Some folks are going to look at the evidence and see "65 million" year old skin, blood vessels and hemoglobin parts....because it fits into their belief system.
...and some folks are going to read an old passage in a fictional book written 2000 years ago and see "dinosaurs" between the lines, because it fits into their belief system.
You know what doesn't change? Math. 1 + 1 = 2. Do you know how radiometric dating works? Do you really know, or have you dismissed it as flawed becasue it doesn't fit into your belief system? Do you know the methods, what the researchers look for, and how radioactive decay works? If you've dismissed it, please tell how you came to that conclusion and what particular part of the method you find flawed.
If you do.. then you know it's a matter of math.

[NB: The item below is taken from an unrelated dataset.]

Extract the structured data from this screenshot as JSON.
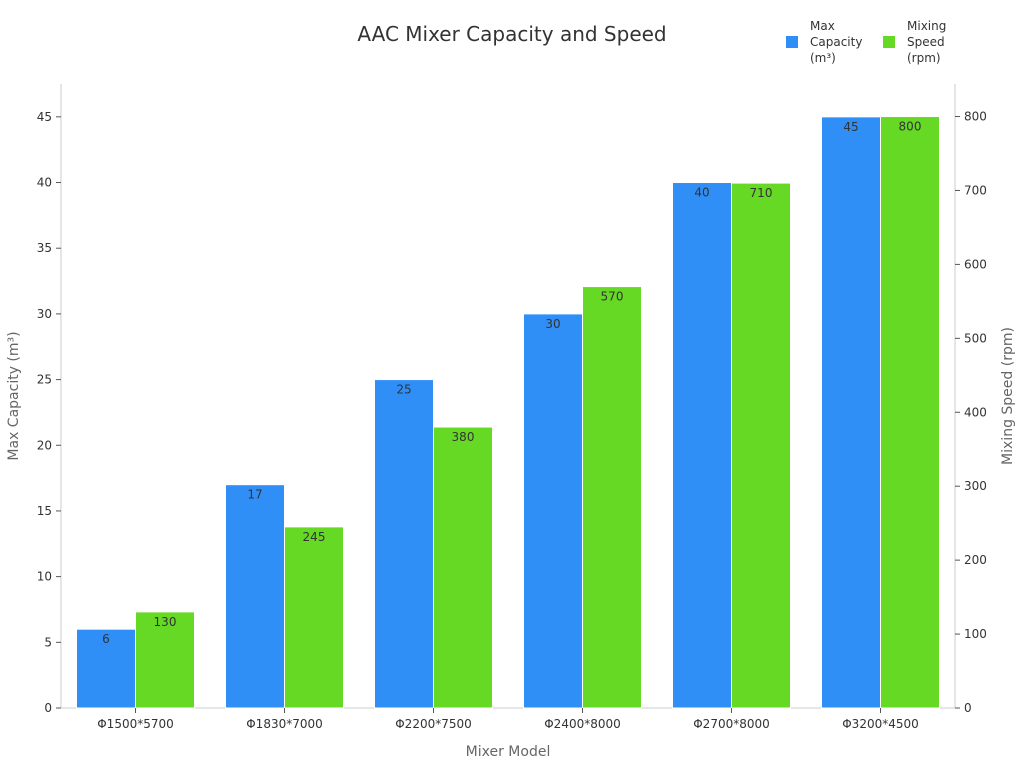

There are outside influences to consider, sure - but they can be considered, and won't change the results by several orders of magnitude. Do you think an old man-made book about talking snakes and magic fruit disproves the half-life of carbon-14 somehow?

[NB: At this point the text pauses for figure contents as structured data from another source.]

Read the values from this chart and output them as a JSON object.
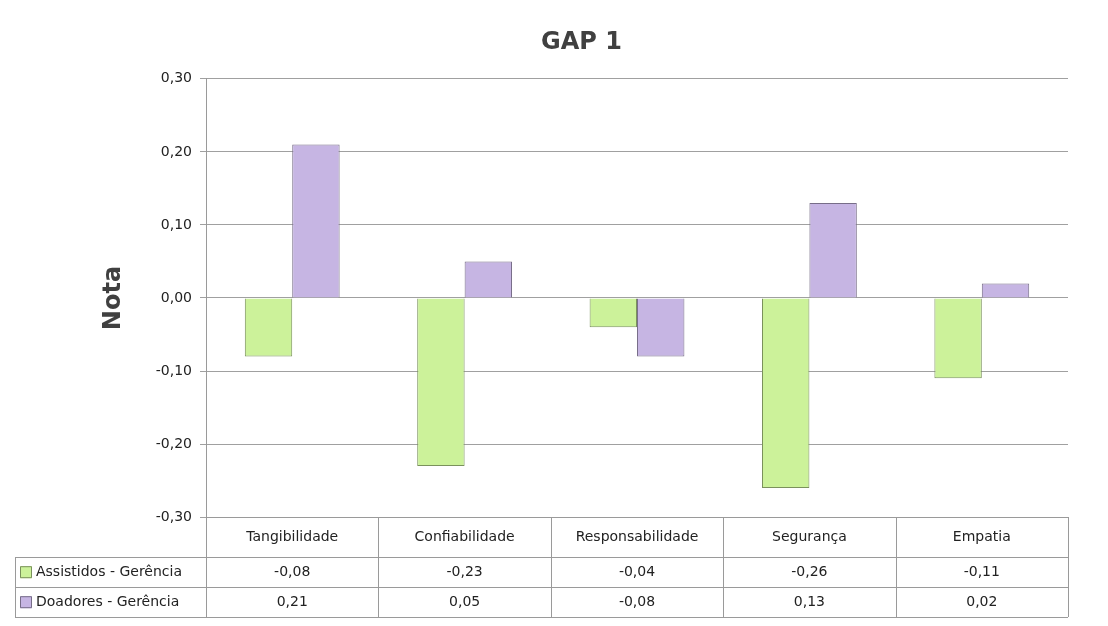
{
  "chart_data": {
    "type": "bar",
    "title": "GAP 1",
    "ylabel": "Nota",
    "categories": [
      "Tangibilidade",
      "Confiabilidade",
      "Responsabilidade",
      "Segurança",
      "Empatia"
    ],
    "series": [
      {
        "name": "Assistidos - Gerência",
        "color": "#ccf29a",
        "values": [
          -0.08,
          -0.23,
          -0.04,
          -0.26,
          -0.11
        ],
        "value_labels": [
          "-0,08",
          "-0,23",
          "-0,04",
          "-0,26",
          "-0,11"
        ]
      },
      {
        "name": "Doadores - Gerência",
        "color": "#c6b5e3",
        "values": [
          0.21,
          0.05,
          -0.08,
          0.13,
          0.02
        ],
        "value_labels": [
          "0,21",
          "0,05",
          "-0,08",
          "0,13",
          "0,02"
        ]
      }
    ],
    "ylim": [
      -0.3,
      0.3
    ],
    "yticks": [
      {
        "value": -0.3,
        "label": "-0,30"
      },
      {
        "value": -0.2,
        "label": "-0,20"
      },
      {
        "value": -0.1,
        "label": "-0,10"
      },
      {
        "value": 0,
        "label": "0,00"
      },
      {
        "value": 0.1,
        "label": "0,10"
      },
      {
        "value": 0.2,
        "label": "0,20"
      },
      {
        "value": 0.3,
        "label": "0,30"
      }
    ],
    "grid": "y",
    "legend": "bottom left"
  }
}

That fossil you presented is 80 million years old. Fossils are interesting because they do defy the natural tendency for things to decay - just like preserving food can make things last much longer. Most dinosaur bones rotted millions of years ago as you'd expect they would. Some were preserved by chance. This isn't a complex concept to grasp (for most people, anyway).
If you want to be deluded fine. But that doesn't mean every viewpoint involves faith or delusion. Science is about finding facts and supporting evidence - not things to beleive in. We say that fossil is 80 million years old be cause the facts support it. It's position in the rock and the amount of carbon decay provide strong, calculated evidence. Another lab across the world can perform the same carbon tests and come out with the same general timeframe without collaberation.
On the other hand, give the bible to two different people, and they'll come up with two very different interpretations.